De financiële situatie van de gemeenten in Zuid-Holland, waaronder Leidschendam-Voorburg, is zo slecht dat velen er niet in zullen slagen om voor 2021 een sluitende begroting te maken. Dat zal alleen nog lukken door te bezuinigen op de basisvoorzieningen voor de inwoners. Dat is maatschappelijk onacceptabel. Dat stellen Gedeputeerde Staten (GS) van Zuid-Holland in een brief aan premier Mark Rutte.
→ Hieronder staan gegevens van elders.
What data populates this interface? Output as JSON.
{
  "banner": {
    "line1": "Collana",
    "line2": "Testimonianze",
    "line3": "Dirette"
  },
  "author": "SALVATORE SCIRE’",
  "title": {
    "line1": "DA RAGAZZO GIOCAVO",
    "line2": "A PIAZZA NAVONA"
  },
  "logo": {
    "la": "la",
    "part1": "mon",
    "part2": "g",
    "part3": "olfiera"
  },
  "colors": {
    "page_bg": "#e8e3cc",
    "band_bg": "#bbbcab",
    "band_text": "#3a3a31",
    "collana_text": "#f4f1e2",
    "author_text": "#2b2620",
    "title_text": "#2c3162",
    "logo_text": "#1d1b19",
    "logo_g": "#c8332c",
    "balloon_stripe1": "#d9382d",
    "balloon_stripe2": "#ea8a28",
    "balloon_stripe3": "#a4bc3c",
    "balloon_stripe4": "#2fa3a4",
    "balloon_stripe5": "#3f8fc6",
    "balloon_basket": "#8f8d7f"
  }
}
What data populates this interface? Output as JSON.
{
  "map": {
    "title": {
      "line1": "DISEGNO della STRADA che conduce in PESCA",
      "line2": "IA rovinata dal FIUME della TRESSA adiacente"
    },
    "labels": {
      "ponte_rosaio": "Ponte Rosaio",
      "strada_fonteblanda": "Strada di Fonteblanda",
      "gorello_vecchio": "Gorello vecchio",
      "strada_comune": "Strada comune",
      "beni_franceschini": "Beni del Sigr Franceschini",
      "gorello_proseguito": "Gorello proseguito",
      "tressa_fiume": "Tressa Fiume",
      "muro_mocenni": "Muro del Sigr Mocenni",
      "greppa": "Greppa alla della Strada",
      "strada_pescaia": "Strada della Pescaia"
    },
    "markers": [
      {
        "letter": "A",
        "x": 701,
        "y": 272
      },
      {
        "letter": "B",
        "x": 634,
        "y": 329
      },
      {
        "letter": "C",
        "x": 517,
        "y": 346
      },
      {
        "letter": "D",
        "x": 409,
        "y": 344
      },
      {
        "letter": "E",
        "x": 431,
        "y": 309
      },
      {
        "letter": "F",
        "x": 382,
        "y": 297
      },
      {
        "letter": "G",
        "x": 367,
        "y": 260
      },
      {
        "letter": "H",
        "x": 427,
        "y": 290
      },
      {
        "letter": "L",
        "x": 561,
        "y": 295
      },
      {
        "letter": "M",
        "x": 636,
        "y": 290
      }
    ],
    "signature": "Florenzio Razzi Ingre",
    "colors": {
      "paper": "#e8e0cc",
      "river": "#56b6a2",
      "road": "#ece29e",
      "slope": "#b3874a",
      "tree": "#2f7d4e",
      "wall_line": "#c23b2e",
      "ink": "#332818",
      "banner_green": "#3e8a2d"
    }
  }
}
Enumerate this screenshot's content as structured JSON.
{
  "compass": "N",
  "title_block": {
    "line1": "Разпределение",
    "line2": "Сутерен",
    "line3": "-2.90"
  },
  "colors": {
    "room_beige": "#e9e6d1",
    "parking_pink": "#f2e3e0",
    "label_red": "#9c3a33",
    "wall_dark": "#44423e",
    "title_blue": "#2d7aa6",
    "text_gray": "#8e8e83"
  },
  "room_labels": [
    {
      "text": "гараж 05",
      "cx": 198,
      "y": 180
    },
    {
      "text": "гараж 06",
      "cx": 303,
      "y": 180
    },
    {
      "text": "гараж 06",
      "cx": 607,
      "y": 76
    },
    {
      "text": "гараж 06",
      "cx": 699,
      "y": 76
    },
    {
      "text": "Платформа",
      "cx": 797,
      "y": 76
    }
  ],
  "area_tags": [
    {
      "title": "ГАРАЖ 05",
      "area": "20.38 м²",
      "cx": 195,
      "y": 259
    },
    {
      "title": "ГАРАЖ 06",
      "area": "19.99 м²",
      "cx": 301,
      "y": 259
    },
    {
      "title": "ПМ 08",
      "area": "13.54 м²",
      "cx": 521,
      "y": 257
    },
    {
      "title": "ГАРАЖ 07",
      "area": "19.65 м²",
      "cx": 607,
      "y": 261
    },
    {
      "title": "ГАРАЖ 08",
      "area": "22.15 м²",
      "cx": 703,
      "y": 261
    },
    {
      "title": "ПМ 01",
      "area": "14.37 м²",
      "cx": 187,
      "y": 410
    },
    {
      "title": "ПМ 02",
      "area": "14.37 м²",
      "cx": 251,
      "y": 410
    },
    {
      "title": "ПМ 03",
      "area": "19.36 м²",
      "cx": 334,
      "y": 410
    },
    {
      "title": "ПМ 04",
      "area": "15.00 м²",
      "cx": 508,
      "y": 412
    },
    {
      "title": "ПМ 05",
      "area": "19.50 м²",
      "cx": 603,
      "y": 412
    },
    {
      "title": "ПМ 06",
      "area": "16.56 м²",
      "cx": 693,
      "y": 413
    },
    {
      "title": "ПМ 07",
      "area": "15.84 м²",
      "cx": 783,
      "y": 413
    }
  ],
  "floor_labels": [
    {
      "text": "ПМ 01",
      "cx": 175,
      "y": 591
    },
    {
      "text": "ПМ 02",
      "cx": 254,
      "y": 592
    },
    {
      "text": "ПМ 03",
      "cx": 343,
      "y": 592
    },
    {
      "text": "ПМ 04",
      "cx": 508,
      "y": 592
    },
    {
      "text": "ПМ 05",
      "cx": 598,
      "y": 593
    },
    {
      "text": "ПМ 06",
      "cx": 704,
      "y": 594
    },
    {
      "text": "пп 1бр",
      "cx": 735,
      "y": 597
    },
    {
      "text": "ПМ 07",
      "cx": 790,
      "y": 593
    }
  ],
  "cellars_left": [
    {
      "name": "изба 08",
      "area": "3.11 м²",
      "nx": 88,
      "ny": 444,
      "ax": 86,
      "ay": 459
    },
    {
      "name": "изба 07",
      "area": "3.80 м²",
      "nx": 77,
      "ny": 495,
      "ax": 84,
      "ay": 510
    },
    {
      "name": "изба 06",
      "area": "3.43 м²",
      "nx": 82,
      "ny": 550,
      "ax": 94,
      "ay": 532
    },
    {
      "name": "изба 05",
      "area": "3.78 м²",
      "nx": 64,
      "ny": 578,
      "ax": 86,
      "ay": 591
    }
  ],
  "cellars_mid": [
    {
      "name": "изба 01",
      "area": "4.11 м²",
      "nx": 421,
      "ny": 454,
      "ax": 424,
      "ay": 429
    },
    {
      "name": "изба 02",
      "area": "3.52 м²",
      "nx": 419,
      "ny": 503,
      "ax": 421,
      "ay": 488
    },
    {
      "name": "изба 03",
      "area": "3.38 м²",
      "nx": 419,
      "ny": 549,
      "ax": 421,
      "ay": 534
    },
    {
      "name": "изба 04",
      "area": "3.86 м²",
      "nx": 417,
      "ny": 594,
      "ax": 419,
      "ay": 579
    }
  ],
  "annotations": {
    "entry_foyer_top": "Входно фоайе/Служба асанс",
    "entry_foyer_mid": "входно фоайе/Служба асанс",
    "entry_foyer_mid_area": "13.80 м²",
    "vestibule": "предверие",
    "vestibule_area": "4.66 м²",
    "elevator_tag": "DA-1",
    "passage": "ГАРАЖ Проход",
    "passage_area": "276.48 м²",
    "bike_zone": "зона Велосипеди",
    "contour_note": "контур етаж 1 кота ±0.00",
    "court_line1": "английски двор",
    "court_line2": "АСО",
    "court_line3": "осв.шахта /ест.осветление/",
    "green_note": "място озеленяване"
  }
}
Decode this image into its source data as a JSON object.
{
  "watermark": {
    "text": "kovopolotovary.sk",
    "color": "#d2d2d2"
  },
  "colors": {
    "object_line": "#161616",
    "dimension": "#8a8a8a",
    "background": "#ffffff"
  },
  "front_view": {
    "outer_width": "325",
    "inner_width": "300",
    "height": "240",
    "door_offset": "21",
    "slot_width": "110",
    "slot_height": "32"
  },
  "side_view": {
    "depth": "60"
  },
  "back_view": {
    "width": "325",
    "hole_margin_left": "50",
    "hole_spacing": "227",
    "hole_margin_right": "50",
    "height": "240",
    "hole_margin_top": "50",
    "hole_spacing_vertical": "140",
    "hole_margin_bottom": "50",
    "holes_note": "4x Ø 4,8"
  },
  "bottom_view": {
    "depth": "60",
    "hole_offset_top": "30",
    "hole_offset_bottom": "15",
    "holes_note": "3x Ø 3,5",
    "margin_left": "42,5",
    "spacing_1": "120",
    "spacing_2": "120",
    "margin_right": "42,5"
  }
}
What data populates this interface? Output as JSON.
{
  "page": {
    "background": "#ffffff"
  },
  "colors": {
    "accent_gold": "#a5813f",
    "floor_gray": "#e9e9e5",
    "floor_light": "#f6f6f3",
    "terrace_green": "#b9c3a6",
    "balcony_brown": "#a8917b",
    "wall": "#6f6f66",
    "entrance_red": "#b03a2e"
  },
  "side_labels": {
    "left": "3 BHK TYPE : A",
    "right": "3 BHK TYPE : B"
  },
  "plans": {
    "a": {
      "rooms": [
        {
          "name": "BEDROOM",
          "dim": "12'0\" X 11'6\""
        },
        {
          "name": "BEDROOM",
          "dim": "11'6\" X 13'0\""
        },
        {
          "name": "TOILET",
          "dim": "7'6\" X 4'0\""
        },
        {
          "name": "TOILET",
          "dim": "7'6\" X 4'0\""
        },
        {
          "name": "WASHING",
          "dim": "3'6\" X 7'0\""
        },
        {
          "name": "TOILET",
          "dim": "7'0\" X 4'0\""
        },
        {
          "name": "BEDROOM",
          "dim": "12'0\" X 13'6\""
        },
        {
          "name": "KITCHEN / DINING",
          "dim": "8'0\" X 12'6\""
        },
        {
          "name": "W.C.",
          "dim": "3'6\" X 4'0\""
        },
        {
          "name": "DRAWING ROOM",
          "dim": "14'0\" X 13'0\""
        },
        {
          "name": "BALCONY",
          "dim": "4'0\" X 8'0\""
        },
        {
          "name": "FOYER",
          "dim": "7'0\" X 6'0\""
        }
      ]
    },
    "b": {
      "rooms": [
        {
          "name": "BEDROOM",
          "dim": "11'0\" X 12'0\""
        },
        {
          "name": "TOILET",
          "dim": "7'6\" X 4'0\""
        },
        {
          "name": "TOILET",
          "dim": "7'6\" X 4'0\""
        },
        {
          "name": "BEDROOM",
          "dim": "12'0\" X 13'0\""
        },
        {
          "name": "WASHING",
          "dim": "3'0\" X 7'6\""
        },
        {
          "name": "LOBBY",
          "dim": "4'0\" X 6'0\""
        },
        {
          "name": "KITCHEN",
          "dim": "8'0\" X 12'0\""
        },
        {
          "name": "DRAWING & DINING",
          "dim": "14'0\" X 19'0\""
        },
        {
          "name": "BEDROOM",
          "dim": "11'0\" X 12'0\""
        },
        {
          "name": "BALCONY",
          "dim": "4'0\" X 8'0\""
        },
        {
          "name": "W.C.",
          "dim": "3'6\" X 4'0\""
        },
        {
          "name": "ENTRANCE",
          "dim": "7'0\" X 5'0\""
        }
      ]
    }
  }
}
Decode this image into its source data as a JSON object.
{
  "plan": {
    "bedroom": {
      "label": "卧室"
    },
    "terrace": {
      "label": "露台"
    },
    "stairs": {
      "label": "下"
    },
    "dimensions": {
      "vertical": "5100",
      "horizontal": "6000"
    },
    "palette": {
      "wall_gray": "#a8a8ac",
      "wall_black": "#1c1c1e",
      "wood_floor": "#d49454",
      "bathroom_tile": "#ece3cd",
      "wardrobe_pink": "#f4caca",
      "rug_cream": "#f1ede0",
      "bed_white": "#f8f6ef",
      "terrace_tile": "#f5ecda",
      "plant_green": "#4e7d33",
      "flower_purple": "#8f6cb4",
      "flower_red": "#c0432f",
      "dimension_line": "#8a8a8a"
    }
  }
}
‘Zowel vanuit onze rol als hoeder van de kwaliteit van het openbaar bestuur op ons grondgebied, als vanuit onze rol als toezichthouder op de financiën van de gemeenten, doen wij een dringend beroep op u om tijdig, ruimhartig en afdoende maatregelen te nemen om onze gemeenten in staat te stellen tekorten die zij buiten hun schuld oplopen volledig te dekken. Deze maatregelen zouden niet slechts een incidenteel karakter moeten hebben, maar de gemeenten een structureel meerjarenperspectief moeten bieden’, aldus GS.
GS wijzen erop dat zij eind 2019 al aan de bel trokken over de structurele tekorten waarmee de gemeenten worden geconfronteerd in het sociaal domein, met name de jeugdzorg en de Wet maatschappelijke ondersteuning (WMO). ‘En nu is daar de coronacrisis bovenop gekomen’.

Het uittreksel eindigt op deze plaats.